From the outside, it is hard not to think:
Wouldn’t they have been better off staying quiet?
Of course, I am not saying companies should simply hide things.
But the structure can make it look as if honesty is being punished.
The Fable Problem
Personally, I think this issue is even more serious.
When I look at reactions from people who tried Fable, the words that stand out are things like:
- Amazing
- Smart
- A different level
Then usage limits are applied.
What happens next?
Users go back to the previous model.
The problem is that they have already seen what comes next.
Imagine being taken to a high-end restaurant and then being told, “Starting today, we are eating at the company cafeteria.”
It is not that the cafeteria is bad.
It simply loses by comparison with yesterday.
Humans do not evaluate things in absolute terms. We evaluate them relatively.
If users had never known what was possible, they might have remained satisfied.
But once they have seen the future, they cannot really go back.
Something Feels Missing
This is completely subjective.
I am not talking about benchmarks.
When I use today’s Opus, I sometimes feel that it is a little less intelligent than the previous Opus.
I do not know whether performance has actually dropped.
Maybe it is just my imagination.
Maybe my expectations have risen.
Maybe Fable has become the comparison point.
Still, from a user experience perspective, this matters.
Users are not reading papers.
They use the tool every day.
If they start thinking, “This somehow feels worse than before,” then that becomes the reality of the product.
An Opportunity for OpenAI
Recently, I have started moving some of my work to Codex.

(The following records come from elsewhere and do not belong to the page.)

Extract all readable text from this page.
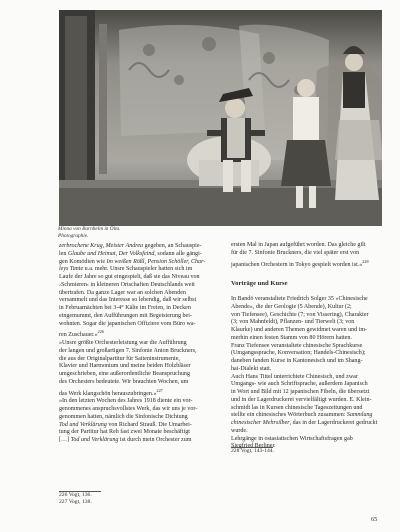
Minna von Barnhelm in Ōita.
Photographie.

zerbrochene Krug, Meister Andrea gegeben, an Schauspie-
len Glaube und Heimat, Der Volksfeind, sodann alle gängi-
gen Komödien wie Im weißen Rößl, Pension Schöller, Char-
leys Tante u.a. mehr. Unsre Schauspieler hatten sich im
Laufe der Jahre so gut eingespielt, daß sie das Niveau von
›Schmieren‹ in kleineren Ortschaften Deutschlands weit
übertrafen. Da ganze Lager war an solchen Abenden
versammelt und das Interesse so lebendig, daß wir selbst
in Februarnächten bei 3-4° Kälte im Freien, in Decken
eingemummt, den Aufführungen mit Begeisterung bei-
wohnten. Sogar die japanischen Offiziere vom Büro wa-
ren Zuschauer.«$^{226}$

»Unsre größte Orchesterleistung war die Aufführung
der langen und großartigen 7. Sinfonie Anton Bruckners,
die aus der Originalpartitur für Saiteninstrumente,
Klavier und Harmonium und meine beiden Holzbläser
umgeschrieben, eine außerordentliche Beanspruchung
des Orchesters bedeutete. Wir brauchten Wochen, um
das Werk klangschön herauszubringen.«$^{227}$

»In den letzten Wochen des Jahres 1918 diente ein vor-
genommenes anspruchsvollstes Werk, das wir uns je vor-
genommen hatten, nämlich die Sinfonische Dichtung
Tod und Verklärung von Richard Strauß. Die Umarbei-
tung der Partitur hat Reh fast zwei Monate beschäftigt
[…] Tod und Verklärung ist durch mein Orchester zum

226 Vogt, 136.
227 Vogt, 138.

ersten Mal in Japan aufgeführt worden. Das gleiche gilt
für die 7. Sinfonie Bruckners, die viel später erst von
japanischen Orchestern in Tokyo gespielt worden ist.«$^{228}$

Vorträge und Kurse

In Bandō veranstaltete Friedrich Solger 35 »Chinesische
Abende«, die der Geologie (5 Abende), Kultur (2;
von Tiefensee), Geschichte (7; von Vissering), Charakter
(3; von Mahnfeldt), Pflanzen- und Tierwelt (3; von
Klaurke) und anderen Themen gewidmet waren und im-
merhin einen festen Stamm von 80 Hörern hatten.

Franz Tiefensee veranstaltete chinesische Sprachkurse
(Umgangssprache, Konversation; Handels-Chinesisch);
daneben fanden Kurse in Kantonesisch und im Shang-
hai-Dialekt statt.

Auch Hans Tittel unterrichtete Chinesisch, und zwar
Umgangs- wie auch Schriftsprache, außerdem Japanisch
in Wort und Bild mit 12 japanischen Fibeln, die übersetzt
und in der Lagerdruckerei vervielfältigt wurden. E. Klein-
schmidt las in Kursen chinesische Tageszeitungen und
stellte ein chinesisches Wörterbuch zusammen: Sammlung
chinesischer Mehrsilber, das in der Lagerdruckerei gedruckt
wurde.

Lehrgänge in ostasiatischen Wirtschaftsfragen gab
Siegfried Berliner.

228 Vogt, 143-144.
65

Of course, I still think Claude Code is smarter in many situations.
When design and research are included, it remains strong.
But tool choice is not decided by performance alone.
Is it stable?
Can I use it when I need it?
Can I access it consistently?
Does it avoid disappointing my expectations?
These factors matter a lot too.
Users are not necessarily fans of Anthropic.
I am not either.
I just want to use good tools.
So when disappointment accumulates, the conclusion becomes:
Maybe OpenAI is good enough.
That is how competition works.
Today’s Impression
I still think Anthropic is unquestionably one of the top companies in technical capability.
In fact, I respect it as a group of researchers.
But watching the past few months has reminded me of an obvious truth:
Excellent researchers are not always excellent marketers.
And the most ironic part is this:
Anthropic’s biggest rival may not be OpenAI.
It may be yesterday’s Anthropic.
After seeing Fable, users can no longer return to the past.